TCS also enabled the creation of an Automated Teleservicing System, which acts as a front-end for all administrative systems. "Our ATS system removes the burden of people having to know the nuts and bolts of all our applications," said Zoldy. "The software gives us the ability to grab information from them and bring it to our call-center representatives."

As part of a re-engineering effort, the insurer upgraded to TCS 2.1 -- which can run platforms such as CICS and MVS -- adding some intelligence into its cross-selling operations by automating scripts to match proposed products and a customer's history. "This will make the agent's job even more productive," said Zoldy.

Seven of the nation's top 10 banks already use Early, Cloud software, and large companies overseas such as Royal Bank of Scotland employ it. The Early, Cloud demo at the IBM Institute for Electronic Government employs similar technology to show the functionality required in a government call center, modeled on the path employed by the private sector.
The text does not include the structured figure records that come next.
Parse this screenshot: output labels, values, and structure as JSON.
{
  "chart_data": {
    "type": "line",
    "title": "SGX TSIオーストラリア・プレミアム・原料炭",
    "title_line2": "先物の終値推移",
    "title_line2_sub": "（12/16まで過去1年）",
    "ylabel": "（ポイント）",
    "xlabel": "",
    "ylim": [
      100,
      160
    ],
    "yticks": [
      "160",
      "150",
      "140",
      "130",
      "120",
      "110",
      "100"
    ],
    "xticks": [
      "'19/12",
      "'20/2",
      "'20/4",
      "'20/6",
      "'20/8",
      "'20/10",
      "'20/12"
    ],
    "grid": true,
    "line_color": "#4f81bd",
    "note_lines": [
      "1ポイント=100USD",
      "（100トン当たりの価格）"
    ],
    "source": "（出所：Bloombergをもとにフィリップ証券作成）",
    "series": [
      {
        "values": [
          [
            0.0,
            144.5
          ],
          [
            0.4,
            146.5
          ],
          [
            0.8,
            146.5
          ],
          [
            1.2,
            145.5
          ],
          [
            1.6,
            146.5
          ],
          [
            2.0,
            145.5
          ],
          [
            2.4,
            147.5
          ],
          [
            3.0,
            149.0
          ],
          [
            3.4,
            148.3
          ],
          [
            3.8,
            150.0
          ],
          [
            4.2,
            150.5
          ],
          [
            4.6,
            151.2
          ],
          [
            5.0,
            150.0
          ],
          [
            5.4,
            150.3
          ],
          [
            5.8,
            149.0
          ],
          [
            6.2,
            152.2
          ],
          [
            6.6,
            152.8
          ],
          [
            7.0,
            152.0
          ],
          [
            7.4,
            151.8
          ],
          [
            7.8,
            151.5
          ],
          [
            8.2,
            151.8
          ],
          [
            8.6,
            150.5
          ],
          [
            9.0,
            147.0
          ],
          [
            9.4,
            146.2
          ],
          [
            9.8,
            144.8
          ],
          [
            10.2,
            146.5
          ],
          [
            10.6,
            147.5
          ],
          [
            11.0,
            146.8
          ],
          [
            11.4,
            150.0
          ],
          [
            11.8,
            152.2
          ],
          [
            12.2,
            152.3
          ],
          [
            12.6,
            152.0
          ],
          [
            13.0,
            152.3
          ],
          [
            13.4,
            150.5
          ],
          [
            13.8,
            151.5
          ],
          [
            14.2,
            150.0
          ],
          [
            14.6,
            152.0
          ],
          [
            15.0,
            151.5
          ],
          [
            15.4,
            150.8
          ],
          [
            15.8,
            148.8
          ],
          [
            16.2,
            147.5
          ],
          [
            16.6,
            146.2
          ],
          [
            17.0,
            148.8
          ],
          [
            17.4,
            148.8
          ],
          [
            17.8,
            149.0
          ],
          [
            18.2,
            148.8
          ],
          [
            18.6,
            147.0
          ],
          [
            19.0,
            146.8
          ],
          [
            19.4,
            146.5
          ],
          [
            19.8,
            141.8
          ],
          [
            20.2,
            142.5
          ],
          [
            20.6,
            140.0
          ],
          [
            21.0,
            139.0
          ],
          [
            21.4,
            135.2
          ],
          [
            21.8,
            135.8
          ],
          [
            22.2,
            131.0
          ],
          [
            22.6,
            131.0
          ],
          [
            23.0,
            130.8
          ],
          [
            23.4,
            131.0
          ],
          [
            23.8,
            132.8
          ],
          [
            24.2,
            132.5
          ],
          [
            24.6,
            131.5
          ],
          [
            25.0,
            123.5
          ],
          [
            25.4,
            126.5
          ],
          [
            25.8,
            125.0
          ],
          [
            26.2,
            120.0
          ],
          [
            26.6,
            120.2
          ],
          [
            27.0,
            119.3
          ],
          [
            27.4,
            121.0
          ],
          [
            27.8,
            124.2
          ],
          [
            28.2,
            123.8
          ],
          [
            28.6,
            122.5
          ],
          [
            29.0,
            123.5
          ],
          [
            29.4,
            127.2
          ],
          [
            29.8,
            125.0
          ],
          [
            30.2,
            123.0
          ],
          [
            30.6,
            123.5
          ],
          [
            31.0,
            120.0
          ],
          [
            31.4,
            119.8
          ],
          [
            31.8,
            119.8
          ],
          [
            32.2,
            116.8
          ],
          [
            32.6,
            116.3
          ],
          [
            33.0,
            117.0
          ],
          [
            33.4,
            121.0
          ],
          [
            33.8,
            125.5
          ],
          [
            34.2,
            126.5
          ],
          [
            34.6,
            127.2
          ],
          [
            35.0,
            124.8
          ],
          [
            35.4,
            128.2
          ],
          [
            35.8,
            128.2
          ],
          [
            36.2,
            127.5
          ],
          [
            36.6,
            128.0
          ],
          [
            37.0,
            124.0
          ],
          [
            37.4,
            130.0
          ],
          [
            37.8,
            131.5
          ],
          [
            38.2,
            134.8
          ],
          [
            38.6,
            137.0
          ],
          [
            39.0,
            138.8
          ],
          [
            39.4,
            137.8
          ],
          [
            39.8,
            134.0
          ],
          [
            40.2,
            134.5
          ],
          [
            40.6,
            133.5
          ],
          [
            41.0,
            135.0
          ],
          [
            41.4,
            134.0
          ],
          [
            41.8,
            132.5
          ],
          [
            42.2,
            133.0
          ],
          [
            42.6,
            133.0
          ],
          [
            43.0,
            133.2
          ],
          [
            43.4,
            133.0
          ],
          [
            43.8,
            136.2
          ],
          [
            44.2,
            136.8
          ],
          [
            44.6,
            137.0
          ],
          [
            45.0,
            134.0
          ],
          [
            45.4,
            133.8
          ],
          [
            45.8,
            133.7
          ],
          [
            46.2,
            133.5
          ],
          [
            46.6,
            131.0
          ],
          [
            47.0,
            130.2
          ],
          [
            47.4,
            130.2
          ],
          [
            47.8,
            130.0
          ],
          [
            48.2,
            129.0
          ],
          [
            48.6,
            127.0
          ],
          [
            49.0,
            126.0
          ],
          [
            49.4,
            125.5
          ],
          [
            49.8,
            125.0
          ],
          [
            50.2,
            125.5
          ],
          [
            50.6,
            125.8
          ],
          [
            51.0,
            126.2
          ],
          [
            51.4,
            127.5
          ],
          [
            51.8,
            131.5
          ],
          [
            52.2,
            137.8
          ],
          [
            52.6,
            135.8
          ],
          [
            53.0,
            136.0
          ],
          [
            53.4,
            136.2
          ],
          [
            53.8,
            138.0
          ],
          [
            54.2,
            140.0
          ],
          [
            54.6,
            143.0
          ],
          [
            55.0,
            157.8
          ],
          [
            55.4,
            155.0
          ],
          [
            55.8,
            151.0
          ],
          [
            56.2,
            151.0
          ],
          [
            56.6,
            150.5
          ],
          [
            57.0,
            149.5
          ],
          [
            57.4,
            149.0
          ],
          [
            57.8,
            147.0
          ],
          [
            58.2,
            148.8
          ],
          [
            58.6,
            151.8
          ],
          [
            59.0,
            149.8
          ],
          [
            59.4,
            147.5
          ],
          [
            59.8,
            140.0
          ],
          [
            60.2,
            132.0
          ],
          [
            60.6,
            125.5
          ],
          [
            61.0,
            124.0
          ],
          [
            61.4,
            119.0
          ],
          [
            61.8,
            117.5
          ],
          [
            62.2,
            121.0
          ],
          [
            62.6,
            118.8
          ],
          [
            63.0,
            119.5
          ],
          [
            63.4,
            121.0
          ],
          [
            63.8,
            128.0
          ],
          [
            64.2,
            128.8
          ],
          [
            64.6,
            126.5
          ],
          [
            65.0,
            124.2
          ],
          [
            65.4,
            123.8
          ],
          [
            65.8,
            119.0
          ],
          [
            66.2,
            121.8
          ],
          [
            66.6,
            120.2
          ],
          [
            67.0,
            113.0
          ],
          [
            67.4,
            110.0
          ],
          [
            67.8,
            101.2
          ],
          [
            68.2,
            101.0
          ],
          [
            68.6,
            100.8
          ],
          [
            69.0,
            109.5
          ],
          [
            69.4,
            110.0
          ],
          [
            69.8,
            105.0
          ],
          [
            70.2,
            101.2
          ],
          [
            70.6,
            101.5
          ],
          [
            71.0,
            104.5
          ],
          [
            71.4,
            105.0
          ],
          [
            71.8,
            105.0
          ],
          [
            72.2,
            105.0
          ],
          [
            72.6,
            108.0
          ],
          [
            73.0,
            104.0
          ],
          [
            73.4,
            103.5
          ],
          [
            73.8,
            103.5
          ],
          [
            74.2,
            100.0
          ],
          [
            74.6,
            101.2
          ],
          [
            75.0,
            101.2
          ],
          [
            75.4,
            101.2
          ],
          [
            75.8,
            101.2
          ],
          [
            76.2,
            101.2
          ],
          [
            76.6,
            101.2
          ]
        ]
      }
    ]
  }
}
Visitors from federal agencies have witnessed a scenario that takes a caller through the process of obtaining information for jury duty. The data is presented to an agent, who gives the caller directions, the time to report to the courthouse, and then mails fulfillment materials. The agent also gets statistics that gauge customer service effectiveness. The demo shows the software's connectivity to IBM's P/390, a desktop-sized central processing unit that operates host-function call flow, demonstrating that the three-tiered architecture, which is common to most government agencies, is a sound implementation of client/server, said Spaight.

"Among the other demonstrations are public access kiosks for government information about automobile registration, unclaimed property, job applications, unemployment benefits, tax forms and tourism," he added. "There is also a 911 emergency dispatch and police communications demonstration, environmental applications, a digital library and an interactive elementary school classroom."